BOSTON — A good emergency preparedness plan, a robust medical support system and smart use of tourniquets helped healthcare providers save lives when bombs exploded at the Boston Marathon finish line last year, according to the keynote speaker at the 2014 National Association of Pediatric Nurse Practitioners Annual Conference.
Eleven months after two blasts from homemade pressure cooker bombs injured 281 people and killed three just a few street blocks away from the meeting, David P. Mooney, MD, MPH, director of the Trauma Center at Boston Children’s Hospital, recounted his experience and shared important lessons from the day with a packed audience.
“Crises happen all the time. It doesn’t have to be a dreadful event like a bombing, it can be as simple as the number of patients increasing to a volume beyond what you can handle or being in the emergency room when a child stops breathing,” Mooney said. “Crisis preparation is not a question of ‘if,’ but ‘when.’”
Appropriate planning and practice, training and equipping personnel and assuring the availability of adequate resources are essential elements of being prepared, he emphasized.
In the case of the Boston Marathon bombings, the first 20 critically injured patients arrived at area hospitals within 18 minutes, and the last severely injured victims had been transported within 45 minutes of the first explosion. A third wave of less critically injured people arrived over the course of hours, but all patients admitted to the hospital survived.
The quick response and relative success in caring for the injured was made possible by a strong clinician presence in medical tents and ambulances established to treat dehydrated runners at the finish line, close proximity to five hospitals with level one trauma units and a split-second decision to clear important access roads on the part of a police field commander, Mooney explained.
Although hospital staff was well-versed in triage protocol – a Hospital Incident Command System and STAT mass casualty trauma activation page were instituted after the September 11, 2001 terrorist attacks – they were less prepared for the types of injuries they saw.
“Most clinicians are not taught much about pediatric blast injuries,” Mooney said. But he noted that victims benefited from the presence of military veterans in the crowd, who had knowledge of proper tourniquet use from battlefield experiences.
Blast injuries are not always the result of bombings, though. These types of injuries can also be caused by fireworks or industrial accidents, according to Mooney.
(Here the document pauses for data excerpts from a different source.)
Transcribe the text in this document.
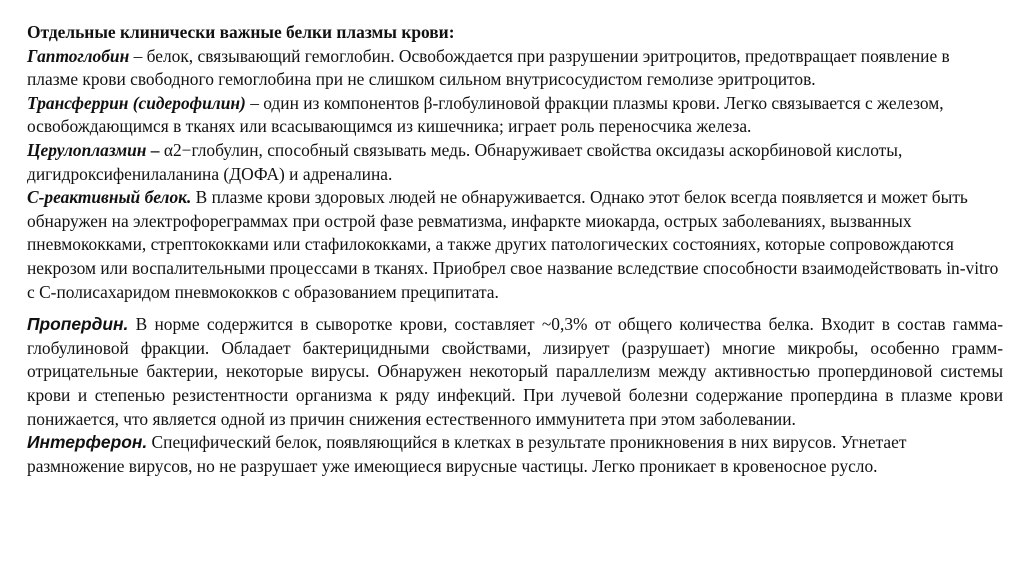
Отдельные клинически важные белки плазмы крови:

Гаптоглобин – белок, связывающий гемоглобин. Освобождается при разрушении эритроцитов, предотвращает появление в плазме крови свободного гемоглобина при не слишком сильном внутрисосудистом гемолизе эритроцитов.

Трансферрин (сидерофилин) – один из компонентов β-глобулиновой фракции плазмы крови. Легко связывается с железом, освобождающимся в тканях или всасывающимся из кишечника; играет роль переносчика железа.

Церулоплазмин – α2−глобулин, способный связывать медь. Обнаруживает свойства оксидазы аскорбиновой кислоты, дигидроксифенилаланина (ДОФА) и адреналина.

С-реактивный белок. В плазме крови здоровых людей не обнаруживается. Однако этот белок всегда появляется и может быть обнаружен на электрофореграммах при острой фазе ревматизма, инфаркте миокарда, острых заболеваниях, вызванных пневмококками, стрептококками или стафилококками, а также других патологических состояниях, которые сопровождаются некрозом или воспалительными процессами в тканях. Приобрел свое название вследствие способности взаимодействовать in-vitro с С-полисахаридом пневмококков с образованием преципитата.

Пропердин. В норме содержится в сыворотке крови, составляет ~0,3% от общего количества белка. Входит в состав гамма-глобулиновой фракции. Обладает бактерицидными свойствами, лизирует (разрушает) многие микробы, особенно грамм-отрицательные бактерии, некоторые вирусы. Обнаружен некоторый параллелизм между активностью пропердиновой системы крови и степенью резистентности организма к ряду инфекций. При лучевой болезни содержание пропердина в плазме крови понижается, что является одной из причин снижения естественного иммунитета при этом заболевании.

Интерферон. Специфический белок, появляющийся в клетках в результате проникновения в них вирусов. Угнетает размножение вирусов, но не разрушает уже имеющиеся вирусные частицы. Легко проникает в кровеносное русло.
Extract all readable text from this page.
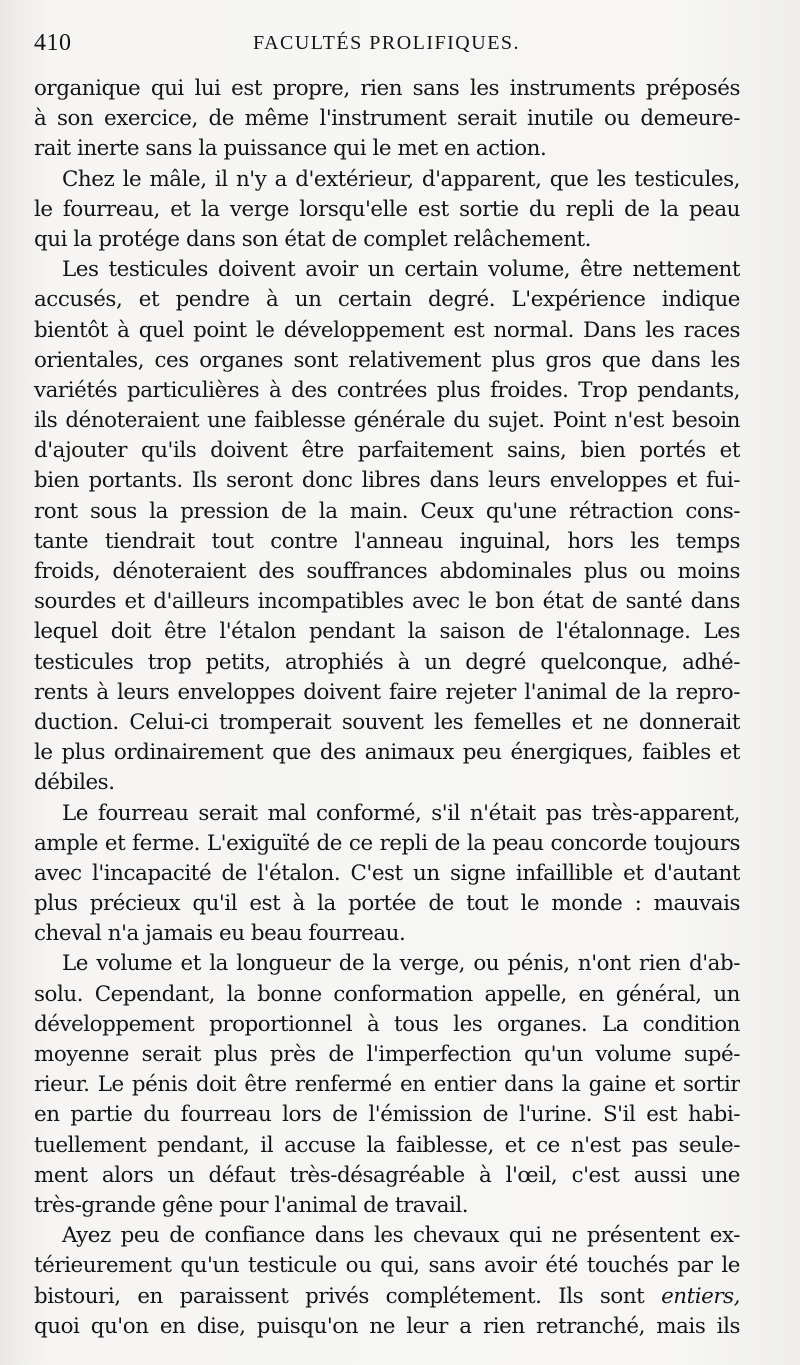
410	FACULTÉS PROLIFIQUES.
organique qui lui est propre, rien sans les instruments préposés
à son exercice, de même l'instrument serait inutile ou demeure-
rait inerte sans la puissance qui le met en action.
Chez le mâle, il n'y a d'extérieur, d'apparent, que les testicules,
le fourreau, et la verge lorsqu'elle est sortie du repli de la peau
qui la protége dans son état de complet relâchement.
Les testicules doivent avoir un certain volume, être nettement
accusés, et pendre à un certain degré. L'expérience indique
bientôt à quel point le développement est normal. Dans les races
orientales, ces organes sont relativement plus gros que dans les
variétés particulières à des contrées plus froides. Trop pendants,
ils dénoteraient une faiblesse générale du sujet. Point n'est besoin
d'ajouter qu'ils doivent être parfaitement sains, bien portés et
bien portants. Ils seront donc libres dans leurs enveloppes et fui-
ront sous la pression de la main. Ceux qu'une rétraction cons-
tante tiendrait tout contre l'anneau inguinal, hors les temps
froids, dénoteraient des souffrances abdominales plus ou moins
sourdes et d'ailleurs incompatibles avec le bon état de santé dans
lequel doit être l'étalon pendant la saison de l'étalonnage. Les
testicules trop petits, atrophiés à un degré quelconque, adhé-
rents à leurs enveloppes doivent faire rejeter l'animal de la repro-
duction. Celui-ci tromperait souvent les femelles et ne donnerait
le plus ordinairement que des animaux peu énergiques, faibles et
débiles.
Le fourreau serait mal conformé, s'il n'était pas très-apparent,
ample et ferme. L'exiguïté de ce repli de la peau concorde toujours
avec l'incapacité de l'étalon. C'est un signe infaillible et d'autant
plus précieux qu'il est à la portée de tout le monde : mauvais
cheval n'a jamais eu beau fourreau.
Le volume et la longueur de la verge, ou pénis, n'ont rien d'ab-
solu. Cependant, la bonne conformation appelle, en général, un
développement proportionnel à tous les organes. La condition
moyenne serait plus près de l'imperfection qu'un volume supé-
rieur. Le pénis doit être renfermé en entier dans la gaine et sortir
en partie du fourreau lors de l'émission de l'urine. S'il est habi-
tuellement pendant, il accuse la faiblesse, et ce n'est pas seule-
ment alors un défaut très-désagréable à l'œil, c'est aussi une
très-grande gêne pour l'animal de travail.
Ayez peu de confiance dans les chevaux qui ne présentent ex-
térieurement qu'un testicule ou qui, sans avoir été touchés par le
bistouri, en paraissent privés complétement. Ils sont entiers,
quoi qu'on en dise, puisqu'on ne leur a rien retranché, mais ils
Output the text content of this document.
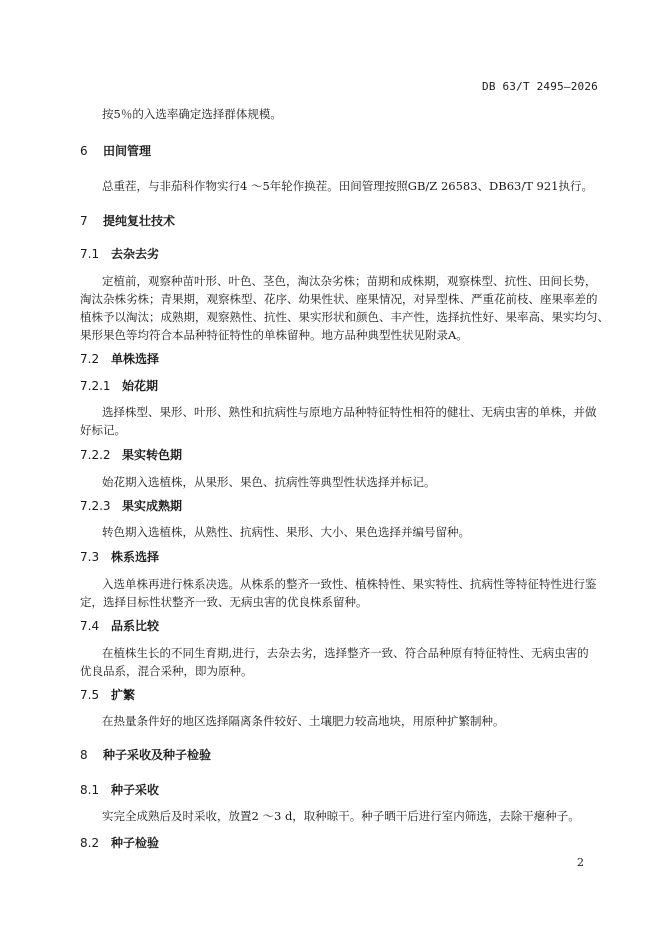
DB 63/T 2495—2026
按5％的入选率确定选择群体规模。
6 田间管理
总重茬，与非茄科作物实行4 ～5年轮作换茬。田间管理按照GB/Z 26583、DB63/T 921执行。
7 提纯复壮技术
7.1 去杂去劣
定植前，观察种苗叶形、叶色、茎色，淘汰杂劣株；苗期和成株期，观察株型、抗性、田间长势，
淘汰杂株劣株；青果期，观察株型、花序、幼果性状、座果情况，对异型株、严重花前枝、座果率差的
植株予以淘汰；成熟期，观察熟性、抗性、果实形状和颜色、丰产性，选择抗性好、果率高、果实均匀、
果形果色等均符合本品种特征特性的单株留种。地方品种典型性状见附录A。
7.2 单株选择
7.2.1 始花期
选择株型、果形、叶形、熟性和抗病性与原地方品种特征特性相符的健壮、无病虫害的单株，并做
好标记。
7.2.2 果实转色期
始花期入选植株，从果形、果色、抗病性等典型性状选择并标记。
7.2.3 果实成熟期
转色期入选植株，从熟性、抗病性、果形、大小、果色选择并编号留种。
7.3 株系选择
入选单株再进行株系决选。从株系的整齐一致性、植株特性、果实特性、抗病性等特征特性进行鉴
定，选择目标性状整齐一致、无病虫害的优良株系留种。
7.4 品系比较
在植株生长的不同生育期,进行，去杂去劣，选择整齐一致、符合品种原有特征特性、无病虫害的
优良品系，混合采种，即为原种。
7.5 扩繁
在热量条件好的地区选择隔离条件较好、土壤肥力较高地块，用原种扩繁制种。
8 种子采收及种子检验
8.1 种子采收
实完全成熟后及时采收，放置2 ～3 d，取种晾干。种子晒干后进行室内筛选，去除干瘪种子。
8.2 种子检验
2
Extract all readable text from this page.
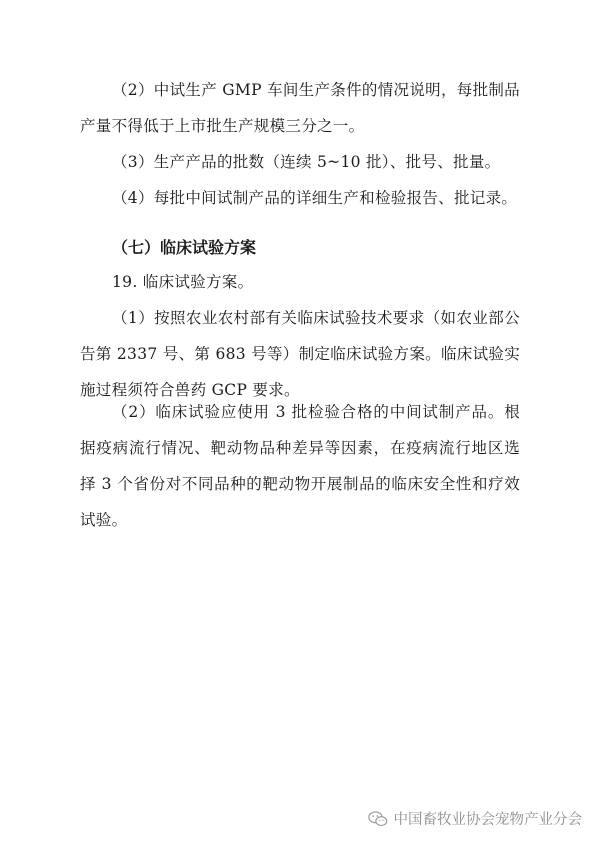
（2）中试生产 GMP 车间生产条件的情况说明，每批制品产量不得低于上市批生产规模三分之一。

（3）生产产品的批数（连续 5~10 批）、批号、批量。

（4）每批中间试制产品的详细生产和检验报告、批记录。

（七）临床试验方案

19. 临床试验方案。

（1）按照农业农村部有关临床试验技术要求（如农业部公告第 2337 号、第 683 号等）制定临床试验方案。临床试验实施过程须符合兽药 GCP 要求。

（2）临床试验应使用 3 批检验合格的中间试制产品。根据疫病流行情况、靶动物品种差异等因素，在疫病流行地区选择 3 个省份对不同品种的靶动物开展制品的临床安全性和疗效试验。

中国畜牧业协会宠物产业分会
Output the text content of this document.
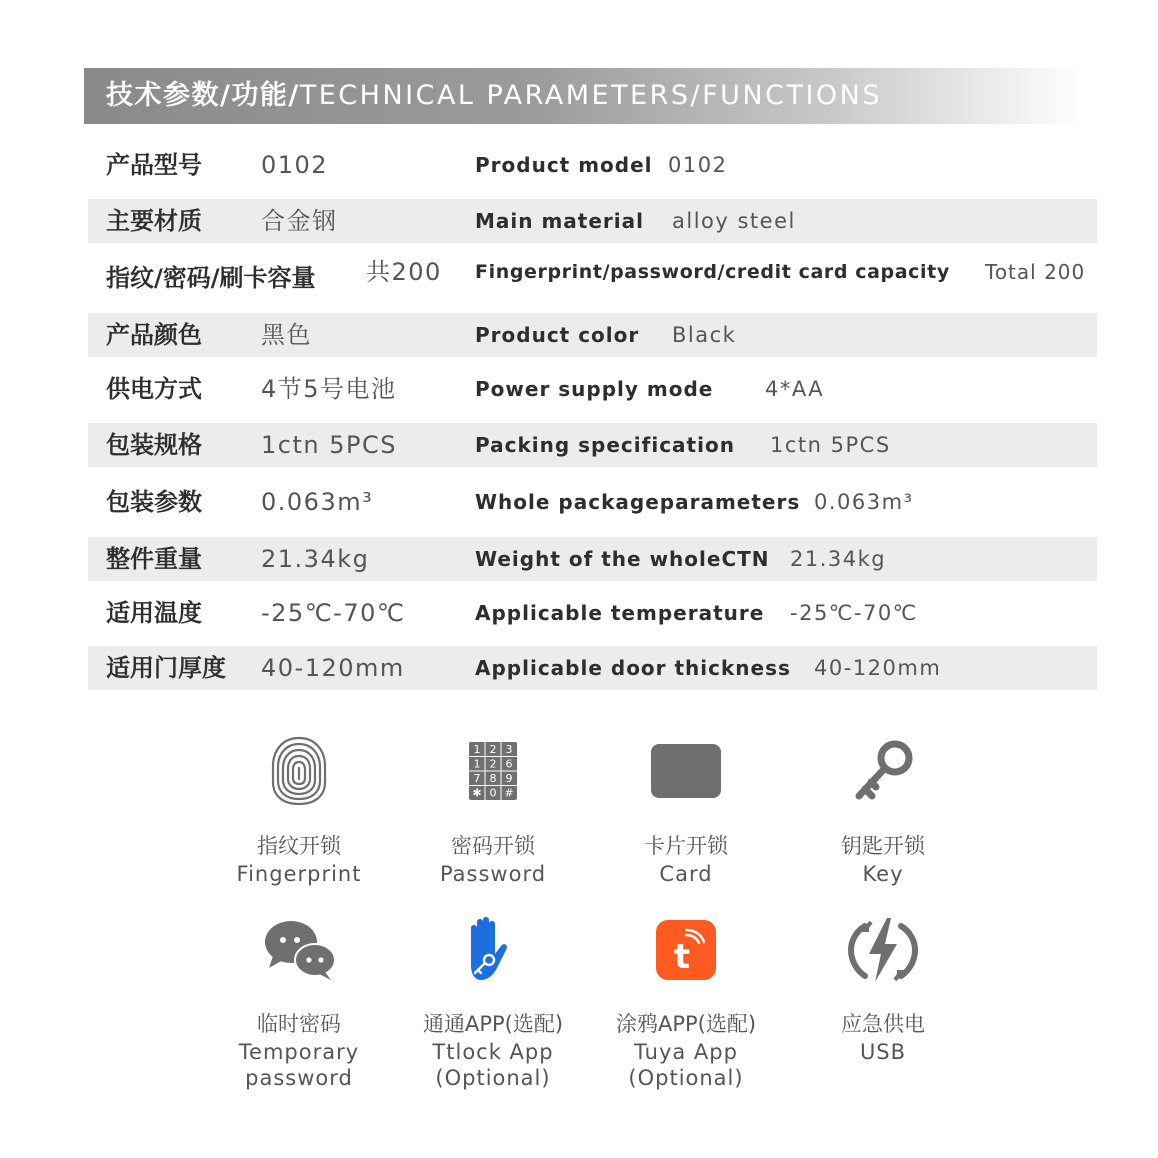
技术参数/功能/TECHNICAL PARAMETERS/FUNCTIONS
产品型号 0102	Product model 0102
主要材质 合金钢	Main material alloy steel
指纹/密码/刷卡容量 共200 Fingerprint/password/credit card capacity Total 200
产品颜色 黑色	Product color Black
供电方式 4节5号电池	Power supply mode 4*AA
包装规格 1ctn 5PCS	Packing specification 1ctn 5PCS
包装参数 0.063m³	Whole packageparameters 0.063m³
整件重量 21.34kg	Weight of the wholeCTN 21.34kg
适用温度 -25℃-70℃	Applicable temperature -25℃-70℃
适用门厚度 40-120mm	Applicable door thickness 40-120mm
指纹开锁
Fingerprint
1 2 3
1 2 6
7 8 9
✱ 0 #
密码开锁
Password
卡片开锁
Card
钥匙开锁
Key
临时密码
Temporary
password
通通APP(选配)
Ttlock App
(Optional)
t
涂鸦APP(选配)
Tuya App
(Optional)
应急供电
USB
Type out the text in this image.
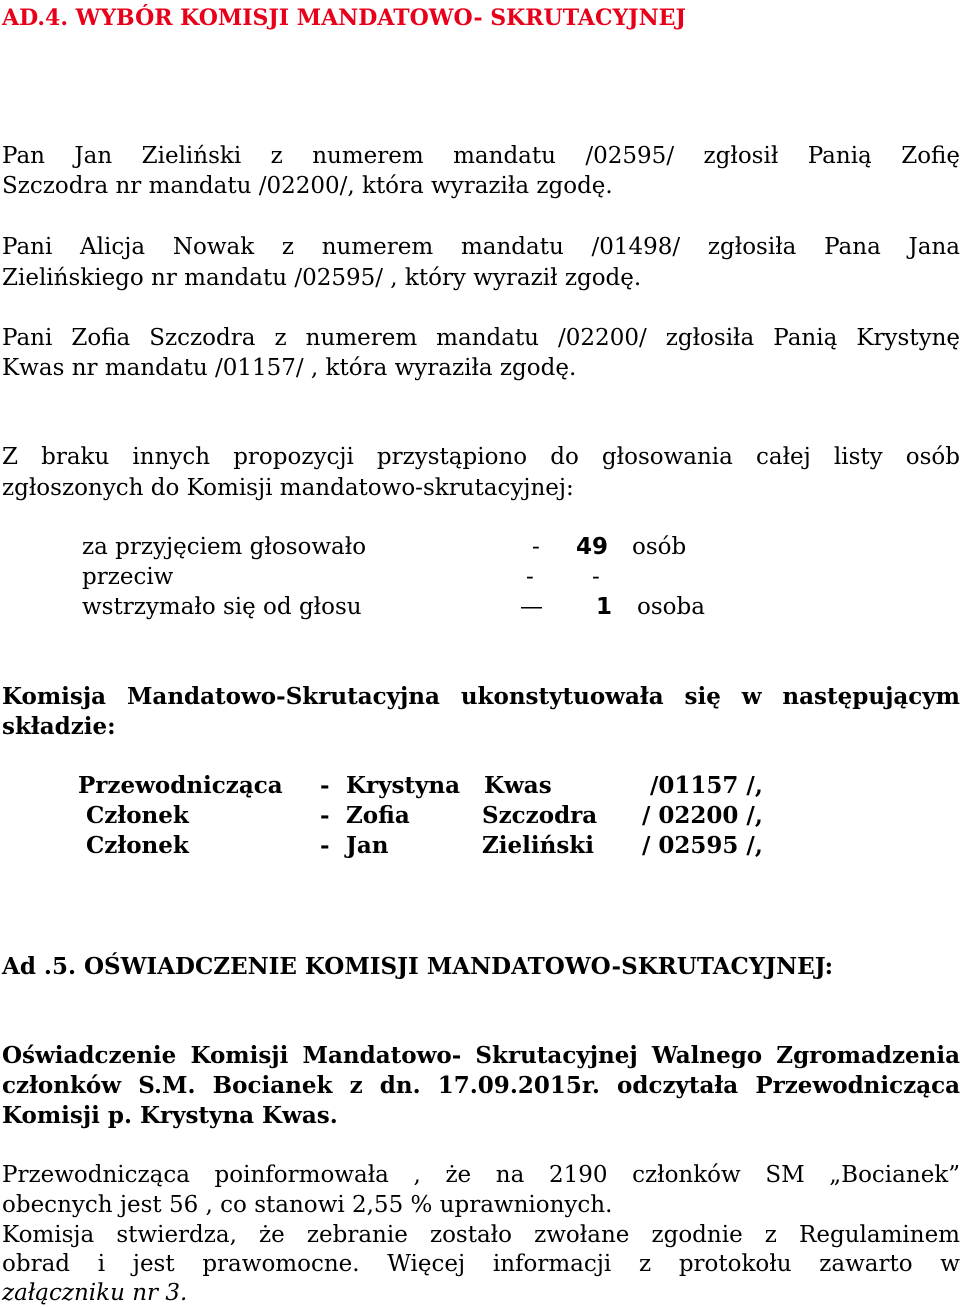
AD.4. WYBÓR KOMISJI MANDATOWO- SKRUTACYJNEJ
Pan Jan Zieliński z numerem mandatu /02595/ zgłosił Panią Zofię
Szczodra nr mandatu /02200/, która wyraziła zgodę.
Pani Alicja Nowak z numerem mandatu /01498/ zgłosiła Pana Jana
Zielińskiego nr mandatu /02595/ , który wyraził zgodę.
Pani Zofia Szczodra z numerem mandatu /02200/ zgłosiła Panią Krystynę
Kwas nr mandatu /01157/ , która wyraziła zgodę.
Z braku innych propozycji przystąpiono do głosowania całej listy osób
zgłoszonych do Komisji mandatowo-skrutacyjnej:
za przyjęciem głosowało	- 49 osób
przeciw	-	-
wstrzymało się od głosu	— 1 osoba
Komisja Mandatowo-Skrutacyjna ukonstytuowała się w następującym
składzie:
Przewodnicząca - Krystyna Kwas	/01157 /,
Członek	- Zofia	Szczodra / 02200 /,
Członek	- Jan	Zieliński / 02595 /,
Ad .5. OŚWIADCZENIE KOMISJI MANDATOWO-SKRUTACYJNEJ:
Oświadczenie Komisji Mandatowo- Skrutacyjnej Walnego Zgromadzenia
członków S.M. Bocianek z dn. 17.09.2015r. odczytała Przewodnicząca
Komisji p. Krystyna Kwas.
Przewodnicząca poinformowała , że na 2190 członków SM „Bocianek”
obecnych jest 56 , co stanowi 2,55 % uprawnionych.
Komisja stwierdza, że zebranie zostało zwołane zgodnie z Regulaminem
obrad i jest prawomocne. Więcej informacji z protokołu zawarto w
załączniku nr 3.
When dealing with blast injuries, clinicians should be prepared to treat both minor and major injuries and should keep in mind that injuries will fall into five categories:
- Primary blast injuries — tympanic membrane rupture; pulmonary problems such as diffuse lung disease; ocular issues, including corneal abrasions from dust and debris; and brain trauma from the initial blast, as well as countrecoup effect
- Secondary blast injuries — penetrations, lacerations and amputations
- Tertiary injuries — occur when victims are propelled against a fixed object, or debris falls causing blunt force trauma or crushing the victim
- Quaternary injuries — flash, partial and full thickness burns; pulmonary problems such as asthma or COPD exacerbations from inhaling toxic dust, smoke or fumes; and toxin exposure
- Quinary injuries — exposure to infections or radiation; acute, post-traumatic and chronic stress disorder
One often overlooked but important area of blast injury treatment and management is screening for infectious disease transmission, Mooney noted. He recalled treating a pediatric patient that had received a tourniquet at the bombing site for a limb injury due to what appeared to be an exposed bone. On closer examination, the bone was not the child’s, but a bone fragment from another injured in the explosion.
“It’s important to test for hepatitis B, hepatitis C and HIV in patients who have been exposed to other injured patients bodily fluids,” Mooney said.
Also, be aware of psychological issues that may arise emergency situations – about one-third of children admitted to the ED with an injury develop acute stress disorder, and about 50% of these children go on to develop post traumatic stress disorder (PTSD).
Encouraging children to find something positive to associate with the traumatic event can help them recover from acute stress disorder, Mooney advised. For example one pediatric patient was able to go onto the field and was announced as a survivor of the bombing before the national anthem at his favorite baseball team’s game.
“There are certain situations you will always live in fear of. It’s very important to identify what those situations are, prepare and train to respond,” Mooney said.